Нет старика! Нет! Не отпустило его что-то? Или он забыл о верном ученике? Но ученик твердо помнит то, о чем ему говорено было. И выбрал он, должно быть, верно. Вон как отхлестнуло того толстяка после слов костерицы-мастерицы. Большой костер сильнее уголька.

Тихо дышат во сне бестолковые людишки, тихо, да не все – застит кому-то глаза призрак золота, клад… отравило золотое сияние, одурманило…

Еще утро не зазмеилось за окном – а проснулось отравленное золотом сердце, пробудилось. Здесь, в этом краю, все сильнее – страсти, желания, слова… Все стократ. И одно словечко может заронить золотое семечко, а уж то прорастет золотыми корешками, панцирем, скрепами, удержит прочно, и если уж попался – никто не избавит, как малую птаху, что запуталась в колючем кусте.

Вышел. Да только не один – есть и другие страстишки, что здесь становятся сильнее. Любопытство и ревность.

Идет любопытство рыжее за жадностью, идет, крадется. И ему пора. И той, на которую он поставил, тоже тут не след оставаться.

- Зара… - шепотом, чтобы не разбудить остальных.

- Я не сплю.

- Куда это твоя подруга намылилась?

- Жанка? Ох, дуреха, обязательно ведь вляпается!

Лину будто что подбросило. В сереньком утреннем свете она увидела поспешно впрыгивающего в штаны Славу.

- Черт бы его побрал, этого Мадса, - шепотом выругался Слава. – Навязали на мою голову, сказали – ролевик, походник.

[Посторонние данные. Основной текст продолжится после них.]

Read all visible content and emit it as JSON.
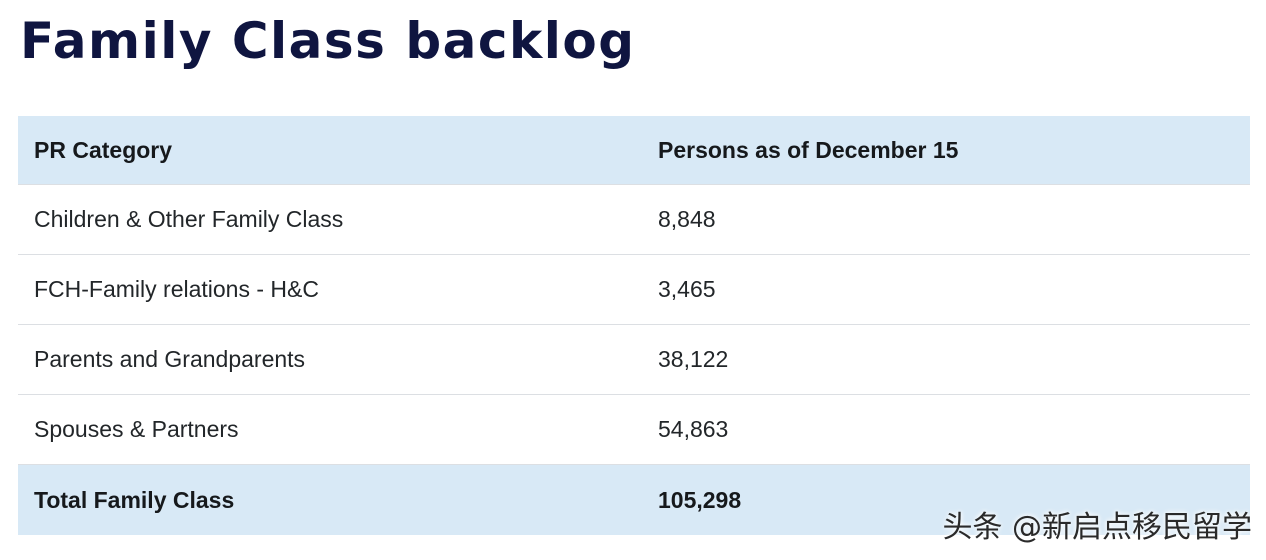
{
  "title": "Family Class backlog",
  "table": {
    "headers": [
      "PR Category",
      "Persons as of December 15"
    ],
    "rows": [
      [
        "Children & Other Family Class",
        "8,848"
      ],
      [
        "FCH-Family relations - H&C",
        "3,465"
      ],
      [
        "Parents and Grandparents",
        "38,122"
      ],
      [
        "Spouses & Partners",
        "54,863"
      ]
    ],
    "total": [
      "Total Family Class",
      "105,298"
    ]
  },
  "watermark": "头条 @新启点移民留学",
  "colors": {
    "title": "#0f1540",
    "header_background": "#d8e9f6",
    "row_divider": "#dcdfe3"
  }
}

А он дурью головы задурил и сам сбежал. Тут заблукать – раз плюнуть.

- С кем сбежал? – вынырнув из спальника, Лина тоже бросилась одеваться.

- Харлампия нет и Зары с Жанной.

Только этого не доставало!

- Я с тобой! – в Лине вмиг проснулся замдиректора и ответственный за тимбилдинг.

- Сам справлюсь, - покривил душой Слава – ему очень хотелось, чтобы Лина пошла с ним. – Толька… Толька…

Из спальника донеслось мычание.

- Я найду этих бегунов, встретимся у лабаза, пункт два.

- Угу…

- Запомнил? У лабаза…

- …пункт два, - ответили Славе из спальника.

- Идем скорее! – уже одетая Лина застегивала ветровку у дверей, поеживаясь от утреннего холода.

Когда-то в незапамятные времена…

Ни за что не отпустил бы его хёвдинг, если бы не Эгиль.

- Кончилась его удача, - молвил скальд. Видел он остановившиеся, будто остекленевшие глаза Свейна, смотревшего на княжеского глашатая. Глашатай выкликал:

- Вернувшему княжну Ойну-Людомилу, я, князь Сирт, отдаю половину своих владений и руку дочери.

«Руку дочери…» Не отдана ли была ее рука храброму ярлу Арслану? Но Арслан при словах глашатая сжался, будто побитый пес, а Рахдай и Урра напротив, вскинулись, точно кони, готовые вперегон скакать.

Весь день они ехали вчетвером вдоль реки. Остался позади Сурьягард, остался позади хирд.

Прежде смело в очи

женщинам смотрел я,

ныне робко взоры

долу опускаю,

вспомнив Герд запястья.(1)

- этим Эгиль напутствовал его. Свейн мало что смыслил в искусстве плести висы, но эти строки запомнил сразу. Он ехал позади всех, почти отпустив поводья.

…Холодные щеки под его ладонями и тянущие, высасывающие душу глаза. «Отворот тебе хотела дать – а теперь гляжу, впору мне самой отворотное зелье у бабки просить». Свейн вскинул голову и солнце заставило его зажмуриться. Нахлынула беспричинная радость – огладила и тихо отступила, оставив в груди тепло. Может, правда суждена ему удача?..

Солнце перевалило через полдень, и тени поползли к реке, темнея и удлиняясь. Рахдай бормотал себе под нос что-то злобное да посматривал то и дело на Арслана. Худое, худое на уме, злоба, черная ревность затопили его сердце и грозили перехлестнуть через край, словно кипящее варево. Урра-хан щурился на заходящее солнце и в его красивом смуглом лице, будто вырезанном из темного дерева, нельзя было прочесть ничего.

Печаль и тьма, печаль и тьма полонили Арслана. Шепотки, шорохи, примерещившиеся ему еще в граде князя, окрепли и шелестели теперь вокруг, невидимы и злокозненны.

«Если б злоба Рахдаю не застила глаза, он бы видел, что не ты его первый соперник». Урра-хан, язык твой подобен змеиному, каплет с него яд, и капли те горьки… Сам он на свадебном пиру не видел никого и ничего, кроме Ойны, своей Людомилы, кроме ее нежного лица, опущенных долу глаз и приоткрытых алых уст, когда она едва пригубляла из кубка. Но что, если очи ее во время свадебного пира и впрямь устремлялись на другого?.. Эта мысль терзала Арслана, не давала покоя, и терзал его стыд за слабость свою, за дрожь, что охватила его в ночь после свадьбы – когда ворвался в покой черный вихрь, зазвучал странный, ужасный глас и княжна исчезла в ночной темени.

- Разъедемся! Пора! – разошлась дорога на четыре стороны и каждый конь избрал себе путь. И разъехались соперники.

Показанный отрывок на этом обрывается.